Bug 58214

Summary: Error with outlook while opening an msg files extracted by POI from another msg file
Product: POI Reporter: Alexandre <alexandre.brun>
Component: HSMFAssignee: POI Developers List <dev>
Status: NEEDINFO ---    
Severity: normal    
Priority: P2    
Version: 3.13-dev   
Target Milestone: ---   
Hardware: PC   
OS: All   
Attachments: The master mail with attachment
Embedded outlook msg extracted by POI
Embedded outlook msg saved by Outlook
My simple java code
Attachment from outlook, POIFSLister result
Attachment from POI, POIFSLister result
Attachment from outlook, HSMFDump result
Attachment from POI, HSMFDump result

Description Alexandre 2015-08-05 12:56:22 UTC
Created attachment 32960 [details]
The master mail with attachment

As describe in this bug : https://bz.apache.org/bugzilla/show_bug.cgi?id=58211 

I have an Outlook message (Test mail attachment) in attachment of another Outlook message (Master mail.msg). 
The msg file saved using POI (Test mail attachment_from POI.msg) generate an error when I try to open it in Outlook.
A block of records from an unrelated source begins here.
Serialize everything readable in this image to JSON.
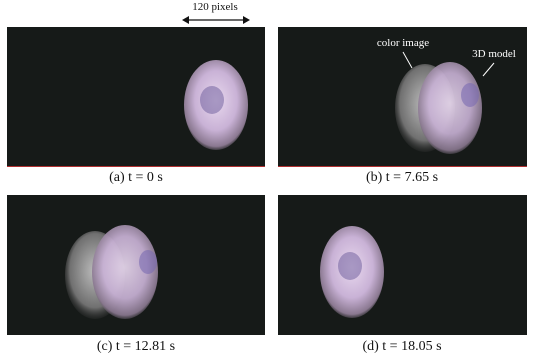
{
  "scale_label": "120 pixels",
  "panels": [
    {
      "caption": "(a)  t = 0 s"
    },
    {
      "caption": "(b)  t = 7.65 s",
      "annotations": [
        "color image",
        "3D model"
      ]
    },
    {
      "caption": "(c)  t = 12.81 s"
    },
    {
      "caption": "(d)  t = 18.05 s"
    }
  ]
}
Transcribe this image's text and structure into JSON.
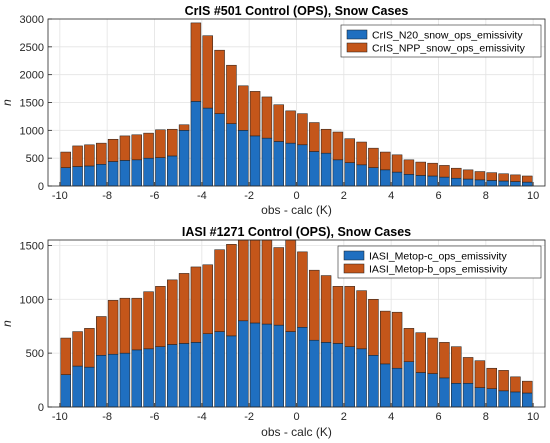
{
  "chart_data": [
    {
      "type": "bar",
      "stacked": true,
      "title": "CrIS #501 Control (OPS), Snow Cases",
      "xlabel": "obs - calc (K)",
      "ylabel": "n",
      "xlim": [
        -10.5,
        10.5
      ],
      "ylim": [
        0,
        3000
      ],
      "xticks": [
        -10,
        -8,
        -6,
        -4,
        -2,
        0,
        2,
        4,
        6,
        8,
        10
      ],
      "xtick_labels": [
        "-10",
        "-8",
        "-6",
        "-4",
        "-2",
        "0",
        "2",
        "4",
        "6",
        "8",
        "10"
      ],
      "yticks": [
        0,
        500,
        1000,
        1500,
        2000,
        2500,
        3000
      ],
      "ytick_labels": [
        "0",
        "500",
        "1000",
        "1500",
        "2000",
        "2500",
        "3000"
      ],
      "grid": true,
      "legend_position": "top-right",
      "x": [
        -9.75,
        -9.25,
        -8.75,
        -8.25,
        -7.75,
        -7.25,
        -6.75,
        -6.25,
        -5.75,
        -5.25,
        -4.75,
        -4.25,
        -3.75,
        -3.25,
        -2.75,
        -2.25,
        -1.75,
        -1.25,
        -0.75,
        -0.25,
        0.25,
        0.75,
        1.25,
        1.75,
        2.25,
        2.75,
        3.25,
        3.75,
        4.25,
        4.75,
        5.25,
        5.75,
        6.25,
        6.75,
        7.25,
        7.75,
        8.25,
        8.75,
        9.25,
        9.75
      ],
      "series": [
        {
          "name": "CrIS_N20_snow_ops_emissivity",
          "color": "#1f6fc0",
          "values": [
            330,
            350,
            360,
            390,
            440,
            460,
            470,
            500,
            510,
            540,
            1000,
            1520,
            1400,
            1300,
            1120,
            1000,
            900,
            860,
            800,
            770,
            740,
            620,
            590,
            470,
            420,
            380,
            330,
            290,
            250,
            210,
            190,
            180,
            160,
            140,
            125,
            110,
            100,
            90,
            80,
            70
          ]
        },
        {
          "name": "CrIS_NPP_snow_ops_emissivity",
          "color": "#c4561a",
          "values": [
            280,
            370,
            380,
            380,
            400,
            440,
            450,
            450,
            500,
            480,
            100,
            1410,
            1300,
            1140,
            1050,
            800,
            800,
            740,
            660,
            580,
            560,
            520,
            430,
            500,
            430,
            410,
            350,
            320,
            310,
            260,
            240,
            230,
            210,
            180,
            165,
            150,
            140,
            130,
            120,
            110
          ]
        }
      ]
    },
    {
      "type": "bar",
      "stacked": true,
      "title": "IASI #1271 Control (OPS), Snow Cases",
      "xlabel": "obs - calc (K)",
      "ylabel": "n",
      "xlim": [
        -10.5,
        10.5
      ],
      "ylim": [
        0,
        1550
      ],
      "xticks": [
        -10,
        -8,
        -6,
        -4,
        -2,
        0,
        2,
        4,
        6,
        8,
        10
      ],
      "xtick_labels": [
        "-10",
        "-8",
        "-6",
        "-4",
        "-2",
        "0",
        "2",
        "4",
        "6",
        "8",
        "10"
      ],
      "yticks": [
        0,
        500,
        1000,
        1500
      ],
      "ytick_labels": [
        "0",
        "500",
        "1000",
        "1500"
      ],
      "grid": true,
      "legend_position": "top-right",
      "x": [
        -9.75,
        -9.25,
        -8.75,
        -8.25,
        -7.75,
        -7.25,
        -6.75,
        -6.25,
        -5.75,
        -5.25,
        -4.75,
        -4.25,
        -3.75,
        -3.25,
        -2.75,
        -2.25,
        -1.75,
        -1.25,
        -0.75,
        -0.25,
        0.25,
        0.75,
        1.25,
        1.75,
        2.25,
        2.75,
        3.25,
        3.75,
        4.25,
        4.75,
        5.25,
        5.75,
        6.25,
        6.75,
        7.25,
        7.75,
        8.25,
        8.75,
        9.25,
        9.75
      ],
      "series": [
        {
          "name": "IASI_Metop-c_ops_emissivity",
          "color": "#1f6fc0",
          "values": [
            300,
            380,
            370,
            480,
            490,
            500,
            530,
            540,
            560,
            580,
            590,
            600,
            680,
            700,
            660,
            800,
            780,
            770,
            760,
            700,
            740,
            620,
            600,
            590,
            560,
            540,
            480,
            400,
            360,
            420,
            320,
            310,
            270,
            220,
            220,
            180,
            170,
            150,
            140,
            130
          ]
        },
        {
          "name": "IASI_Metop-b_ops_emissivity",
          "color": "#c4561a",
          "values": [
            340,
            320,
            360,
            360,
            500,
            510,
            480,
            530,
            560,
            600,
            650,
            700,
            640,
            760,
            850,
            780,
            800,
            840,
            720,
            860,
            700,
            650,
            620,
            530,
            560,
            540,
            520,
            490,
            520,
            310,
            370,
            330,
            330,
            340,
            240,
            250,
            190,
            190,
            140,
            110
          ]
        }
      ]
    }
  ]
}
Outlook does not recognize it.

I join the attachment msg file saved by outlook (Test mail attachment_from outlook.msg). 

I also join my code in case. (ExtractMsg.java)
Comment 1 Alexandre 2015-08-05 12:57:14 UTC
Created attachment 32961 [details]
Embedded outlook msg extracted by POI
Comment 2 Alexandre 2015-08-05 12:58:33 UTC
Created attachment 32962 [details]
Embedded outlook msg saved by Outlook
Comment 3 Alexandre 2015-08-05 12:58:58 UTC
Created attachment 32963 [details]
My simple java code
Comment 4 Nick Burch 2015-08-05 14:35:57 UTC
Thanks for those

Any chance you could try running dev tools like org.apache.poi.poifs.dev.POIFSLister and org.apache.poi.hsmf.dev.HSMFDump against the two extracted files, and see if there are any obvious differences between them? Sections in one not the other, different IDs, that sort of thing. That should help us narrow in on what to change
Comment 5 Alexandre 2015-08-05 14:53:46 UTC
Created attachment 32966 [details]
Attachment from outlook, POIFSLister result
Comment 6 Alexandre 2015-08-05 14:54:15 UTC
Created attachment 32967 [details]
Attachment from POI, POIFSLister result
Comment 7 Alexandre 2015-08-05 14:54:53 UTC
Created attachment 32968 [details]
Attachment from outlook, HSMFDump  result
Comment 8 Alexandre 2015-08-05 14:55:13 UTC
Created attachment 32969 [details]
Attachment from POI, HSMFDump  result
Comment 9 Alexandre 2015-08-05 14:57:45 UTC
There are differences between two extracted files using both tools. 

Hard for me to interpret differences.
Comment 10 Alexandre 2015-08-31 14:39:53 UTC
Hi, 

do you have any update about this issue ?
Comment 11 Nick Burch 2015-09-01 10:54:03 UTC
If you're able to identify the differences, we might be able to make a quick fix, or otherwise guide you on making the fix yourself

Otherwise, this issue will remain until someone volunteers to spend their free time looking at it, be they a committer or just someone else interested from within the community
Comment 12 Alexandre 2015-09-02 07:44:26 UTC
I see. Unfortunately  I'm not able to identify the differences yet. I will hope for a interested volunteers.
Thanks.
Comment 13 Tim Allison 2015-09-02 12:19:02 UTC
Not that this is any consolation/help, but it looks like POI (at least via Tika) is able to read the contents of the embedded document, both from the outer container document and from the version that you attached as extracted by POI.